Lampertheim

Soziales Stephanie Rapp kümmert sich bei Hausbesuchen um ältere Menschen und ihre Belange

Reden, helfen und vermitteln

Archivartikel

Lampertheim.Aufsuchende Sozialarbeit nennt sich das Aufgabengebiet, das Stephanie Rapp bei der Stadtverwaltung schon vor einigen Monaten zusätzlich zu ihrer bisherigen Arbeit im Bereich Senioren und Seniorenbegegnungsstätte übernommen hat. Damit habe sie ein „ganz breites Arbeitsfeld“ übernommen, sagt sie im Gespräch mit dem Südhessen Morgen. Denn die Aufgabenstellungen, die an sie herangetragen werden, sind „von Fall zu Fall anders“.

Seit 2010 arbeitet Rapp in der Seniorenbegegnungsstätte, ist erste Ansprechpartnerin seitens der Stadtverwaltung. Durch diese Tätigkeit ist sie vielen älteren Menschen in Lampertheim bekannt. Für viele war sie schon bisher eine vertrauenswürdige Ansprechpartnerin. Nun ist sie das auch ganz offiziell. Denn mit der sogenannten aufsuchenden Sozialarbeit übernimmt sie schon seit Okotber vergangenen Jahres die Aufgabe, Senioren bei sozialen Problemlagen anzusprechen oder auch zu Hause aufzusuchen. Menschen, um die sich Nachbarn oder Bekannte Sorgen machen. „Das ist ein Thema, das viele betrifft und berührt.

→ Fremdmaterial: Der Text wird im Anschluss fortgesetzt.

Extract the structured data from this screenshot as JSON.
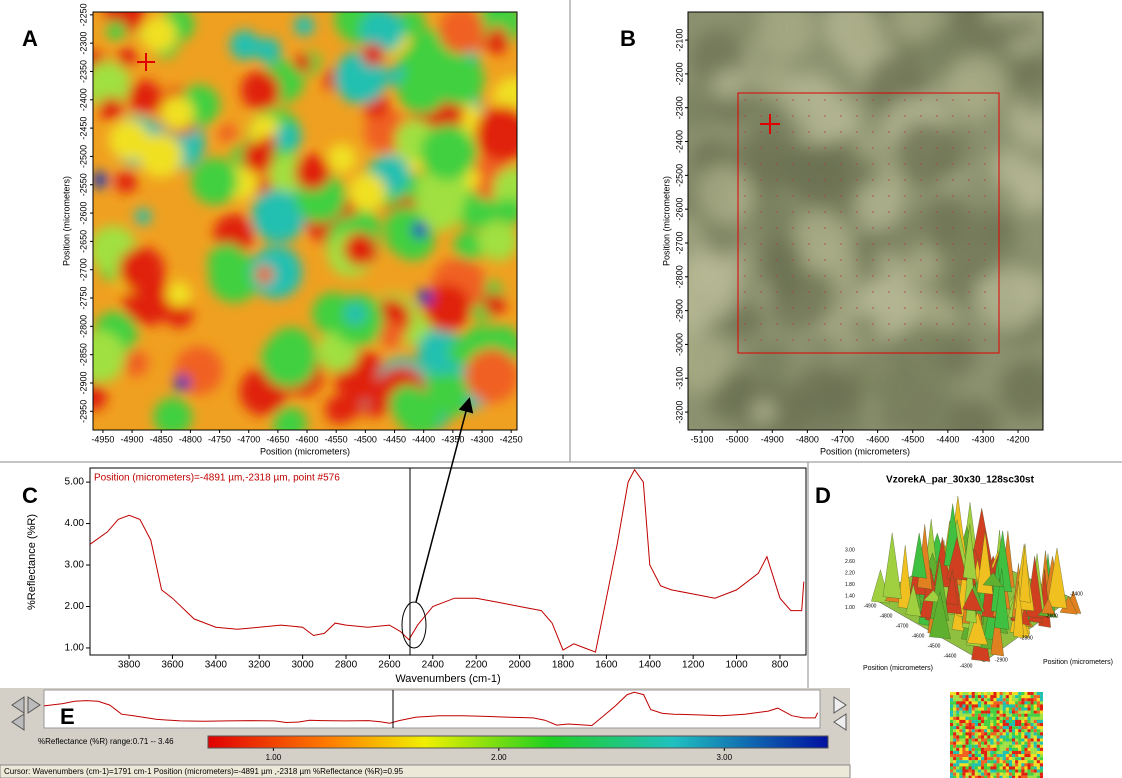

Endlich ist da jemand, den man ansprechen und informieren kann, ohne dass es gleich ein Verwaltungsvorgang wird“, sagt Erster Stadtrat Jens Klingler, in dessen Dezernat der Fachbereich Familie und Soziales und damit auch die Seniorenarbeit gehört.

Schweigen aus Angst

Oft sind es tatsächlich Mitmenschen, die sich um das Wohl eines Senioren sorgen und nicht recht wissen, wie geholfen werden kann. Die Betroffenen selbst haben, so Rapp, oft Probleme, um Hilfe zu bitten. Oft auch aus Angst, die Eigenständigkeit abgesprochen zu bekommen. „Es geht nicht darum, das Leben der Senioren zu regeln“, stellt Rapp deutlich fest. Vielmehr solle ihnen mehr Teilhabe und Selbstständigkeit ermöglicht werden. Und außerdem möchte Rapp darüber aufklären, welche Leistungen gegebenenfalls in Anspruch genommen werden können.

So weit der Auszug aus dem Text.